И тут же его ассистент – один из двух – повернул рубильник, и углы комнаты погрузились во тьму. Оставался освещённым, собственно. Только стол; даже лица сидящих за ним, кроме лица самого Гудвина, терялись в темноте. Несколько мгновений, но не долго, было совершенно тихо. Но вот послышалась негромкая и словно бы далёкая музыка. В ней было что-то раздражающее, не правильное – знаете, словно музыкальное произведение играют через ноту или задом наперёд. Лицо Гудвина стало маскообразным, глаза были закрыты. И вдруг мы увидели, что оно совещено не только светом свечей. Это было не то бело-голубое, не  то бело-зелёное смутное свечение, но нигде не было заметно никакого источника света.
Справа от меня стала как-то по-собачьи поскуливать леди Брэдлоу, да и другие дамы издавали сдавленные звуки, даже, по-моему, и Мэрги, - тут Уотсон позволил себе чуть улыбнуться, но, в общем, он был очень взволнован: рассказывая о представлении Гудвина, даже забыл про пепел, и искры уже дважды осыпались ему на грудь.
- Свет этот словно бы разгорался, - Уотсон, говоря, начал немного растягивать слова – тоже признак волнения, означающий, что рассказчику приходится бороться с заиканием. – Наконец, перед самым лицом Гудвина воздух словно бы сгустился. Это не было ни туманом, ни облаком, но какая-то слоистость и дрожание. И вдруг я увидел: в этом воздухе появился... Сначала это был череп, словно из воздуха сотканный, но видимый совершенно отчётливо. Потом он не то, чтобы исчез, но как бы перетёк в другую форму. Теперь это было лицо, очень похожее на лицо самого Гудвина, но при этом отчаянно старое. Я не знаю, сколько лет нужно прожить, чтобы лицо сделалось таким. Глаза его были закрыты. Потом вдруг из-под закрытых век потекла кровь. Всё это было видно призрачно, но несомненно: бледное лицо, алая кровь... Наши женщины завизжали. Тогда точно так же, словно из воздуха, соткалась такая же бледная худая рука с длинными пальцами и острыми ногтями. Указательный палец погрозил нам всем, а потом опустился и указал на графиню Бедоз. Тихо вздохнув, её сиятельство откинулась на спинку стула в обмороке, а над столом напротив лица Гудвина снова возникло видение – девушка, лежащая в гробу. Её лицо, некогда прекрасное, посинело и раздулось, и было источено червями, а в следующий миг все свечи вдруг разом погасли, и наступила темнота.
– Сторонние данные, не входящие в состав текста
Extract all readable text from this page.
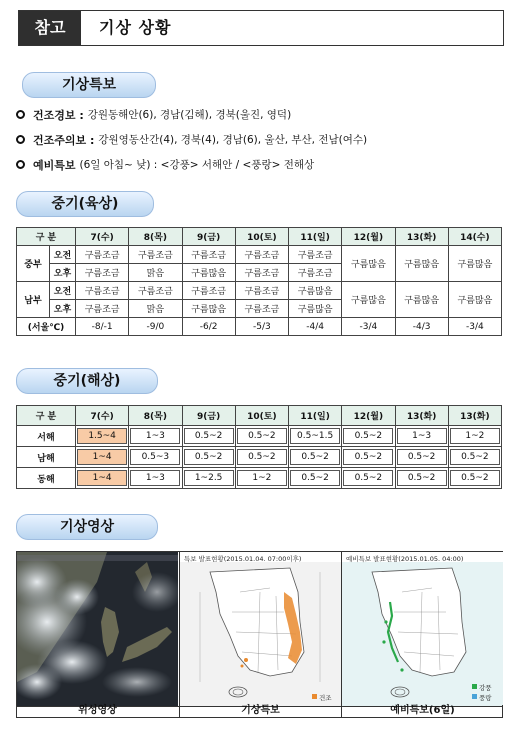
참고	기상 상황
기상특보
건조경보 : 강원동해안(6), 경남(김해), 경북(울진, 영덕)
건조주의보 : 강원영동산간(4), 경북(4), 경남(6), 울산, 부산, 전남(여수)
예비특보 (6일 아침~ 낮) : <강풍> 서해안 / <풍랑> 전해상
중기(육상)
구 분		7(수)	8(목)	9(금)	10(토)	11(일)	12(월)	13(화)	14(수)
중부	오전	구름조금	구름조금	구름조금	구름조금	구름조금	구름많음	구름많음	구름많음
	오후	구름조금	맑음	구름많음	구름조금	구름조금			
남부	오전	구름조금	구름조금	구름조금	구름조금	구름많음	구름많음	구름많음	구름많음
	오후	구름조금	맑음	구름많음	구름조금	구름많음			
(서울℃)		-8/-1	-9/0	-6/2	-5/3	-4/4	-3/4	-4/3	-3/4
중기(해상)
구 분	7(수)	8(목)	9(금)	10(토)	11(일)	12(월)	13(화)	13(화)
서해	1.5~4	1~3	0.5~2	0.5~2	0.5~1.5	0.5~2	1~3	1~2

남해	1~4	0.5~3	0.5~2	0.5~2	0.5~2	0.5~2	0.5~2	0.5~2

동해	1~4	1~3	1~2.5	1~2	0.5~2	0.5~2	0.5~2	0.5~2
기상영상
특보 발표현황(2015.01.04. 07:00이후)
건조
예비특보 발표현황(2015.01.05. 04:00)
강풍
풍랑
위성영상	기상특보	예비특보(6일)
Вот тут-то, действительно, началась вакханалия: крик, визг, даже упало что-то из мебели. Потом зажёгся свет, и мы увидели, что Гудвин лежит навзничь на полу, а один из безлицых ассистентов склонился над ним. Не поворачивая головы, он сказал без выражения: «Маэстро в обмороке», - но в этот миг заговорил сам Гудвин, голосом слабым и глухим, но всё так же веско:
- Каждому будет своевременно дан знак. Не пропустите его. Многим я сумею помочь. Сейчас уходите. Ничего между собой не обсуждайте. Без нужды ко мне не обращайтесь. Дэй, Ад! Проводите.
И эти типы с завешенными лицами и странными именами стали теснить нас к выходу. Я потом, несмотря на предупреждение Гудвина, спросил у Мэрги, что видела она. Оказалось, то же самое. А Раух добавил ещё кое-что: девушка в гробу была лицом точь-в-точь Элизабет, единственная дочь графини Бедоз.